こっちだ、と言って葵は山道を進んで行く。
別名不運委員会の保健委員勢ぞろいであるのにちゃんと進めるところに葵の優秀さを感じてしまうのは少し寂しいけど。
「結構歩いたね。」
「すごいねぇ葵先輩。」
「僕たち全員をフォローするなんて先生でも難しいよね。」
「君たち…」
なんだかなぁ、とは思うけど否定できない。
今だってほら、おっと、と葵が抱き上げた伏木蔵の一歩先には大きめな石。
保健委員ならばお約束通り蹴つまづくところだったろう。
「ついたぞ。」
彼について登りきれば突然視界が開けて。
「わ…」
「わぁ、すごい綺麗ー。」
「お花畑だねー。」
一面を瑠璃色が覆っている。柔らかな光を受けて輝くそれは幻想的なまでに美しい。
「あ、でもこれ、摘んじゃうんだよね…」
「もったいないね…」
確かにこの美しさを損なうのは躊躇われるけど。
「大丈夫だよ。アケルリは効果が高いからね、一部を摘み取るだけで済む。」
「そっかー。ならちょっとかわいそうだけど…」
「少しだけ命を分けてもらおうね。」
「素敵だな、その言い方。」
「葵?」
思わず振り向いてしまう。それくらい切ない響きがあった。
瑠璃色を見つめて浮かべた彼の表情は自嘲と悲哀を含んでいる。
「伊作は無意識に核心をつくよなぁ…」
「?」
「ん…伊作なら知ってるかな。アケルリの、花言葉。」
花言葉…アケルリの?確か、復活や再生…ああ、何てこと!無邪気に歩き回る後輩たちを見て何とも言えない気持ちになる。
これは、言って良いのだろうか。でもここで言わなければ彼を引き留められない気がする。
「この、アケルリは…」
「うん。僕が種を蒔いたんだよ。…命に替えがきかないこと位分かってる。分かってるけど、どうしようもなくて。罪滅ぼしには程遠い、自己満足だけどさ。」
本来、六年生といえども命を奪う任務などない。あの山田利吉さんや学園の教師陣だって、余程のことがない限りはやらないはずだ。
それなのに、一面アケルリが覆うほど種を蒔いたとは。
「…いつから?」
「へ?」
「いつから、ここにアケルリを?」
「んー…四年前くらい、かなあ。うわっ。」
彼の返答を聞くと同時に抱きついた。力の加減なんかしなかったから共々地面に倒れこむけど、気にしていられない。
このアケルリは彼が奪った命の数なんだろう。傷つけた数、かもしれない。でも僕には、彼の心の傷の数に思えた。
四年。そんなに長い間、葵はここで償いのように、自分の心を守るように種を蒔いていたのか。
「伊作。」
「何。」
「あのな、最初の頃はつらさからどうにか逃げようって種蒔いてたけどな、今は儀式みたいなもんで、やらないと落ち着かないからだから。…だから、お前が苦しむ必要はないんだよ。」
「でも。」
寂しかっただろう?傷ついて帰ってくるのはいつも夜遅くか明け方だった。今みたいに日なんか差してなくて。

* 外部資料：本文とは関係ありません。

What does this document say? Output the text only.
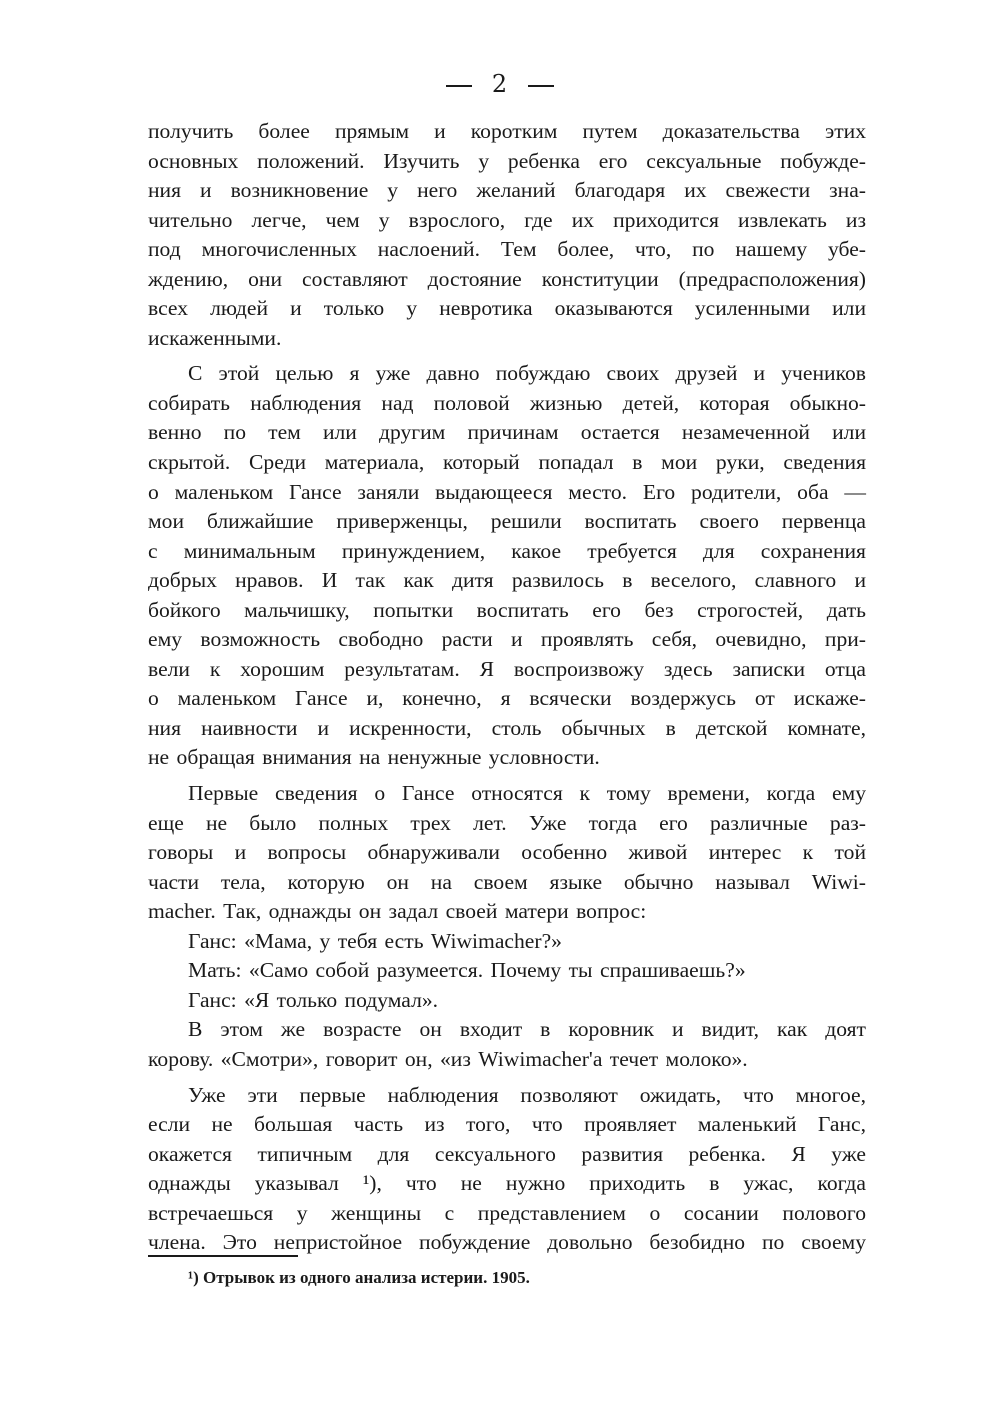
2
получить более прямым и коротким путем доказательства этих
основных положений. Изучить у ребенка его сексуальные побужде-
ния и возникновение у него желаний благодаря их свежести зна-
чительно легче, чем у взрослого, где их приходится извлекать из
под многочисленных наслоений. Тем более, что, по нашему убе-
ждению, они составляют достояние конституции (предрасположения)
всех людей и только у невротика оказываются усиленными или
искаженными.
С этой целью я уже давно побуждаю своих друзей и учеников
собирать наблюдения над половой жизнью детей, которая обыкно-
венно по тем или другим причинам остается незамеченной или
скрытой. Среди материала, который попадал в мои руки, сведения
о маленьком Гансе заняли выдающееся место. Его родители, оба —
мои ближайшие приверженцы, решили воспитать своего первенца
с минимальным принуждением, какое требуется для сохранения
добрых нравов. И так как дитя развилось в веселого, славного и
бойкого мальчишку, попытки воспитать его без строгостей, дать
ему возможность свободно расти и проявлять себя, очевидно, при-
вели к хорошим результатам. Я воспроизвожу здесь записки отца
о маленьком Гансе и, конечно, я всячески воздержусь от искаже-
ния наивности и искренности, столь обычных в детской комнате,
не обращая внимания на ненужные условности.
Первые сведения о Гансе относятся к тому времени, когда ему
еще не было полных трех лет. Уже тогда его различные раз-
говоры и вопросы обнаруживали особенно живой интерес к той
части тела, которую он на своем языке обычно называл Wiwi-
macher. Так, однажды он задал своей матери вопрос:
Ганс: «Мама, у тебя есть Wiwimacher?»
Мать: «Само собой разумеется. Почему ты спрашиваешь?»
Ганс: «Я только подумал».
В этом же возрасте он входит в коровник и видит, как доят
корову. «Смотри», говорит он, «из Wiwimacher'а течет молоко».
Уже эти первые наблюдения позволяют ожидать, что многое,
если не большая часть из того, что проявляет маленький Ганс,
окажется типичным для сексуального развития ребенка. Я уже
однажды указывал ¹), что не нужно приходить в ужас, когда
встречаешься у женщины с представлением о сосании полового
члена. Это непристойное побуждение довольно безобидно по своему
¹) Отрывок из одного анализа истерии. 1905.
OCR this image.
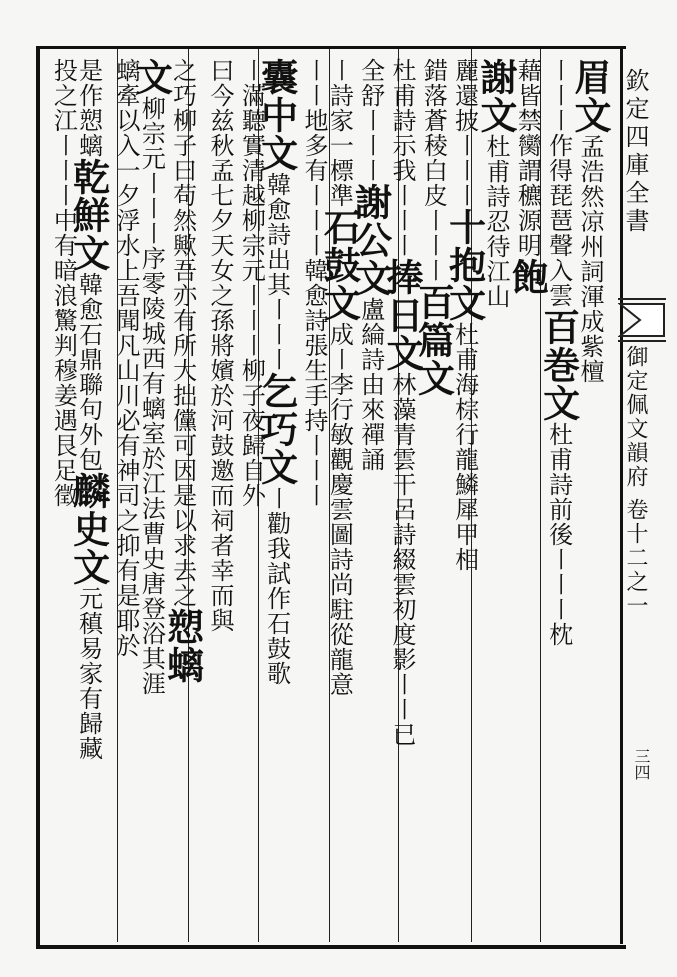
欽定四庫全書
御定佩文韻府 卷十二之一
三四
眉文孟浩然凉州詞渾成紫檀
〡〡〡作得琵琶聲入雲百巻文杜甫詩前後〡〡〡枕
藉皆禁臠謂穮源明飽
謝文杜甫詩忍待江山
麗還披〡〡〡十抱文杜甫海棕行龍鱗犀甲相
錯落蒼稜白皮〡〡〡百篇文
杜甫詩示我〡〡〡捧日文林藻青雲干呂詩綴雲初度影〡〡已
全舒〡〡〡謝公文盧綸詩由來禪誦
〡詩家一標準石鼓文成〡李行敏觀慶雲圖詩尚駐從龍意
〡〡地多有〡〡〡韓愈詩張生手持〡〡〡
囊中文韓愈詩出其〡〡〡乞巧文〡勸我試作石鼓歌
〡滿聽實清越柳宗元〡〡〡柳子夜歸自外
曰今兹秋孟七夕天女之孫將嬪於河鼓邀而祠者幸而與
之巧柳子曰苟然歟吾亦有所大拙儻可因是以求去之愬螭
文柳宗元〡〡〡序零陵城西有螭室於江法曹史唐登浴其涯
螭牽以入一夕浮水上吾聞凡山川必有神司之抑有是耶於
是作愬螭乾鮮文韓愈石鼎聯句外包麟史文元稹易家有歸藏
投之江〡〡〡中有暗浪驚判穆姜遇艮足徵
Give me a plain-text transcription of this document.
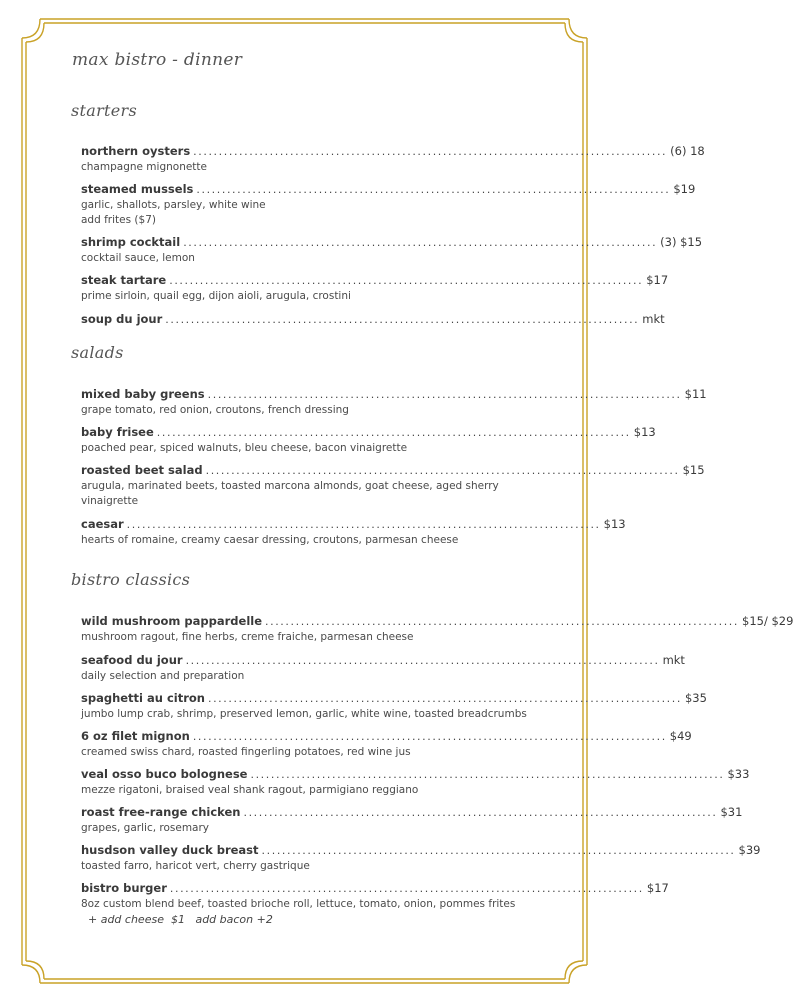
max bistro - dinner
starters
northern oysters ............................................................................................. (6) 18
champagne mignonette
steamed mussels ............................................................................................. $19
garlic, shallots, parsley, white wine
add frites ($7)
shrimp cocktail ............................................................................................. (3) $15
cocktail sauce, lemon
steak tartare ............................................................................................. $17
prime sirloin, quail egg, dijon aioli, arugula, crostini
soup du jour ............................................................................................. mkt
salads
mixed baby greens ............................................................................................. $11
grape tomato, red onion, croutons, french dressing
baby frisee ............................................................................................. $13
poached pear, spiced walnuts, bleu cheese, bacon vinaigrette
roasted beet salad ............................................................................................. $15
arugula, marinated beets, toasted marcona almonds, goat cheese, aged sherry vinaigrette
caesar ............................................................................................. $13
hearts of romaine, creamy caesar dressing, croutons, parmesan cheese
bistro classics
wild mushroom pappardelle ............................................................................................. $15/ $29
mushroom ragout, fine herbs, creme fraiche, parmesan cheese
seafood du jour ............................................................................................. mkt
daily selection and preparation
spaghetti au citron ............................................................................................. $35
jumbo lump crab, shrimp, preserved lemon, garlic, white wine, toasted breadcrumbs
6 oz filet mignon ............................................................................................. $49
creamed swiss chard, roasted fingerling potatoes, red wine jus
veal osso buco bolognese ............................................................................................. $33
mezze rigatoni, braised veal shank ragout, parmigiano reggiano
roast free-range chicken ............................................................................................. $31
grapes, garlic, rosemary
husdson valley duck breast ............................................................................................. $39
toasted farro, haricot vert, cherry gastrique
bistro burger ............................................................................................. $17
8oz custom blend beef, toasted brioche roll, lettuce, tomato, onion, pommes frites
+ add cheese  $1   add bacon +2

真っ暗だったり月明かりの中なんかで、一人だったんだろう?
「、っふ、う…」
「あぁもう泣くなってば。伊作、伊作。お前らにも、後輩たちにも、僕はすごく救われてる。」
「う、ん…?」
葵は穏やかに笑ってみせる。
「僕の為に泣いてくれるお前みたいな奴がいる限り、僕は壊れたりしないよ。だから。」
僕が心配なら一生友人でいてくれな?と悪戯っぽく笑う葵はいつもの葵だ。
それだけのことが、すごく嬉しくて、涙がとまらなかった。